Uno de los primeros en recopilar esas narraciones fue Perrault, un académico francés que eligió entre las versiones existentes (había 2 de cada cuento: una para mujeres y otra para hombres) las que mejor encajaban con los valores dominantes de su época y de su clase social: las que presentaban un modelo de sumisión femenina.
Veamos un ejemplo a partir de su famosa Caperucita, que, según Bettelheim, autor de Psicoanálisis de los cuentos de hadas, tiene su origen en una leyenda fechada en 1203 y que Perrault conocía.
En la historia primigenia, Caperucita llega a casa de su abuela, se desnuda a instancias del lobo y se mete en la cama con la bestia.
Ya bajo las mantas, la niña se sorprende del cuerpo del otro:
¡qué brazos tan grandes tienes!
Son para abrazarte mejor;
¡Qué boca tan grande tienes!
Es para comerte mejor.
Entonces, la chiquilla anuncia una necesidad imperiosa, por lo que él le ata una cuerda a una pierna y la deja salir.
Ya fuera, se desata y huye.
En la de Perrault, Caperucita se desviste y se encama con el lobo.

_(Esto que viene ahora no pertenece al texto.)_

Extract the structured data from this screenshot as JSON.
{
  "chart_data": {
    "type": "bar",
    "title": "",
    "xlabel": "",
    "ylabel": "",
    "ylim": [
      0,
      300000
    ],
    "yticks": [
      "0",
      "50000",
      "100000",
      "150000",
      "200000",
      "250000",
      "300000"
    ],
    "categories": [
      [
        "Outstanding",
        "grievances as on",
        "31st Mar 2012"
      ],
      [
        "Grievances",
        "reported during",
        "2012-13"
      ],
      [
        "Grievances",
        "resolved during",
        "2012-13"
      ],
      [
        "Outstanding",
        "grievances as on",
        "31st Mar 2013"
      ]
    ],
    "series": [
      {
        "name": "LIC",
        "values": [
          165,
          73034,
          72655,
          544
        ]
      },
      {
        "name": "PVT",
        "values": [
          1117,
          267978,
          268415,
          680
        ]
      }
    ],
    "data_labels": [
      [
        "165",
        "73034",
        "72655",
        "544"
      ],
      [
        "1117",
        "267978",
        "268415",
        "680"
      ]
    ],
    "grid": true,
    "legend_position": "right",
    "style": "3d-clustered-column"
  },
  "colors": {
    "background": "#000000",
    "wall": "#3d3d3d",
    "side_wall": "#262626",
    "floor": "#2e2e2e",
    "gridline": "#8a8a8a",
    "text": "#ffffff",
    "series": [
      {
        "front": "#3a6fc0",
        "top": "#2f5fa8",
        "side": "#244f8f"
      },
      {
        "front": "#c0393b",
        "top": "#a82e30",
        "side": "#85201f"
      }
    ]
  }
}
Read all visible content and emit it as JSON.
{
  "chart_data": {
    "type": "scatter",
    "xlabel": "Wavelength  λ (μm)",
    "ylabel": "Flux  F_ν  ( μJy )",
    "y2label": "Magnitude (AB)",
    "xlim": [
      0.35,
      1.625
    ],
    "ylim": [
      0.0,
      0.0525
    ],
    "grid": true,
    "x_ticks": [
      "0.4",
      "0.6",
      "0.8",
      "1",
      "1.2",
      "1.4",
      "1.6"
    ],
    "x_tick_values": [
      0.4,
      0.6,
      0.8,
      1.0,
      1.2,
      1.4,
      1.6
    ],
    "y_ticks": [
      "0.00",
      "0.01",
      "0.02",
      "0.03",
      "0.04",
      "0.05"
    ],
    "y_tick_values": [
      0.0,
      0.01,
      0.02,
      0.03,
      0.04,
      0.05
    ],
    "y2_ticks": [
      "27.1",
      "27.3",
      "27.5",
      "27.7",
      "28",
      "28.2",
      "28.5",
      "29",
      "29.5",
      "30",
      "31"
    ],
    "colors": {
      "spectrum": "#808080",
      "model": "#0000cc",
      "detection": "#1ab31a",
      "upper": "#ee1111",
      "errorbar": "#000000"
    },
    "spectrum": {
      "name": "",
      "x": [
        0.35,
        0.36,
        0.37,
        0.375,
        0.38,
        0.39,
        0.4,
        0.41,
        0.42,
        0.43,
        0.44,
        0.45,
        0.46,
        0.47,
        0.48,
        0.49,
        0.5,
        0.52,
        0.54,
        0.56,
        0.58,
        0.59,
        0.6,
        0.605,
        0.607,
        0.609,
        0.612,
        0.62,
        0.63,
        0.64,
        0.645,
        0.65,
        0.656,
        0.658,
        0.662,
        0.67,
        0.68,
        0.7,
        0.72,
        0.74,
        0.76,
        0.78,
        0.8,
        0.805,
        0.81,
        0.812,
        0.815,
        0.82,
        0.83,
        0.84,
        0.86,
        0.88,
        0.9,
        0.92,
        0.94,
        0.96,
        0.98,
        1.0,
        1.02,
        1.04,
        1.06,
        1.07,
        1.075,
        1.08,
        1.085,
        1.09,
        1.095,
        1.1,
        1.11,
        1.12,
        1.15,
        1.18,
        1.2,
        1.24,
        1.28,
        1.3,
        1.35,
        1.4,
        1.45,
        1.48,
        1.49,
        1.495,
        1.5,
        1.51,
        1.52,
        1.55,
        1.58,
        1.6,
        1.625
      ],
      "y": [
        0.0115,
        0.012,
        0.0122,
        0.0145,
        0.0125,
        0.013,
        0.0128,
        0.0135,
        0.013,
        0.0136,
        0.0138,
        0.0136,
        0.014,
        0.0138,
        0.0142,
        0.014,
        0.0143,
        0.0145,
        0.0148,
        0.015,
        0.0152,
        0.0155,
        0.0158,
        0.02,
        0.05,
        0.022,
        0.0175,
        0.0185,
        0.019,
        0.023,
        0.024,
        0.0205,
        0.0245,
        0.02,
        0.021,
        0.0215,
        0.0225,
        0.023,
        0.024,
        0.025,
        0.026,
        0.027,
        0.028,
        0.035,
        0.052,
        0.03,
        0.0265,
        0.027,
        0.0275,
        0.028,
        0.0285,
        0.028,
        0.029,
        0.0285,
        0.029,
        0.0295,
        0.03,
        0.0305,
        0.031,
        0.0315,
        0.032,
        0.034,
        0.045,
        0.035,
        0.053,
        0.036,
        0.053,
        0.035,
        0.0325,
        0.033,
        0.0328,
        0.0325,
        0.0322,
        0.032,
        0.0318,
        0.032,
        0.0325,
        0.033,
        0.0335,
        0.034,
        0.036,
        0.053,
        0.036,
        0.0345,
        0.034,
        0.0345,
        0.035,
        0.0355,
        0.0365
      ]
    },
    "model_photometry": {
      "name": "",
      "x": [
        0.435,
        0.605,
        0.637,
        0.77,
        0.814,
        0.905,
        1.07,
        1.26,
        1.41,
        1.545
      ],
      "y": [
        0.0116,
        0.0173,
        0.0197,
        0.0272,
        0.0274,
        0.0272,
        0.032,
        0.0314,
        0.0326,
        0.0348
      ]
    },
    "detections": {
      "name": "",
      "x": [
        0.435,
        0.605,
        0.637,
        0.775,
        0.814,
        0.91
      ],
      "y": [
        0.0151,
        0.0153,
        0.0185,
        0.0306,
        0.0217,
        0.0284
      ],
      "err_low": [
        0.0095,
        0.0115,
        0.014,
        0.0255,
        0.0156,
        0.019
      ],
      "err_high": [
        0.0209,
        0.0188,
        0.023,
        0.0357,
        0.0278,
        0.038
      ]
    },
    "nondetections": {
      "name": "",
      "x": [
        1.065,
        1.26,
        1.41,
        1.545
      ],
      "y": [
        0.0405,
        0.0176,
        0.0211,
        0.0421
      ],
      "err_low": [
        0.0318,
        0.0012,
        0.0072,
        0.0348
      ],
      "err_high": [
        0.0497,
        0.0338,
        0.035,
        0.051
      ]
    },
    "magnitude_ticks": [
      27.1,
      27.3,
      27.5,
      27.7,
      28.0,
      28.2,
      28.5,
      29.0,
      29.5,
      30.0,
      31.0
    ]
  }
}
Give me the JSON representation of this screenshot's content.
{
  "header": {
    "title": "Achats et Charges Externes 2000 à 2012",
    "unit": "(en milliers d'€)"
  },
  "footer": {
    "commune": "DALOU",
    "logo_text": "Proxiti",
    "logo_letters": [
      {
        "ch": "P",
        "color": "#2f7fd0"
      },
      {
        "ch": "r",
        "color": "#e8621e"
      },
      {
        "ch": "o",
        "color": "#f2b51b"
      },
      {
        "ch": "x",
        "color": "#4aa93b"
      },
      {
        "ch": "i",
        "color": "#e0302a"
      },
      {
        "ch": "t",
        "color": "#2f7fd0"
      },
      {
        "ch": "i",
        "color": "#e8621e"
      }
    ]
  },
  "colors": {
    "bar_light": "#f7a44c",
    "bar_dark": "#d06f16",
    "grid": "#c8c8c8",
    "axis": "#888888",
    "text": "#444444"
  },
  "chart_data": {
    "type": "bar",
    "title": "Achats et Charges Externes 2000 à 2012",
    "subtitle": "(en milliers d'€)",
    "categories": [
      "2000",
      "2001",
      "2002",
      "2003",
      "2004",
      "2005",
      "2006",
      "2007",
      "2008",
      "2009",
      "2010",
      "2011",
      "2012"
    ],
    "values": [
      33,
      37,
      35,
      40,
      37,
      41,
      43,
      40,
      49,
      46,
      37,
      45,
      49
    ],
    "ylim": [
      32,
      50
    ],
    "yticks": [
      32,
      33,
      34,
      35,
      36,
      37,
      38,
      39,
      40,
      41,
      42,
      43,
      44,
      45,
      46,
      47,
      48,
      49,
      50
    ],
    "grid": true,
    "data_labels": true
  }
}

Luego, se sorprende de las dimensiones del compañero (¡Qué ojos...! ¡Qué orejas...! ¡Qué boca...!) y éste se la zampa.
Así, en la primera interpretación, Caperucita se iniciaba sexualmente y, luego, escapaba del control del lobo.
En la de Perrault, en cambio, plegándose a la moral de orden cristiano y de dominación masculina, la muchacha practica sexo, pero es castigada por hacerlo.
En el siglo XVIII, a partir de las ideas de Rousseau y Locke, se desarrolla una literatura infantil pensada para dar pautas de comportamiento rígidas y los hermanos Grimm, como recopiladores, cumplen con esas normas.
Así, Caperucita se transforma de nuevo.
La niña llega a casa de la abuelita y, junto a la cama del lobo, se asombra de las dimensiones de su cuerpo. Éste la devora. Finalmente, un leñador la saca de la barriga del animal.
Ahora, nuestra protagonista ya es casta y, sin embargo, su curiosidad es sancionada; por fin, un hombre le concede el perdón y la libera.
Así que, ya ven, cada época reinterpreta esas historias tradicionales.
¿Por qué no habríamos de hacerlo nosotros a la luz de la igualdad de sexos?
Detengamos, pues, a la reina de corazones: ¡que no le corten la cabeza a la ministra!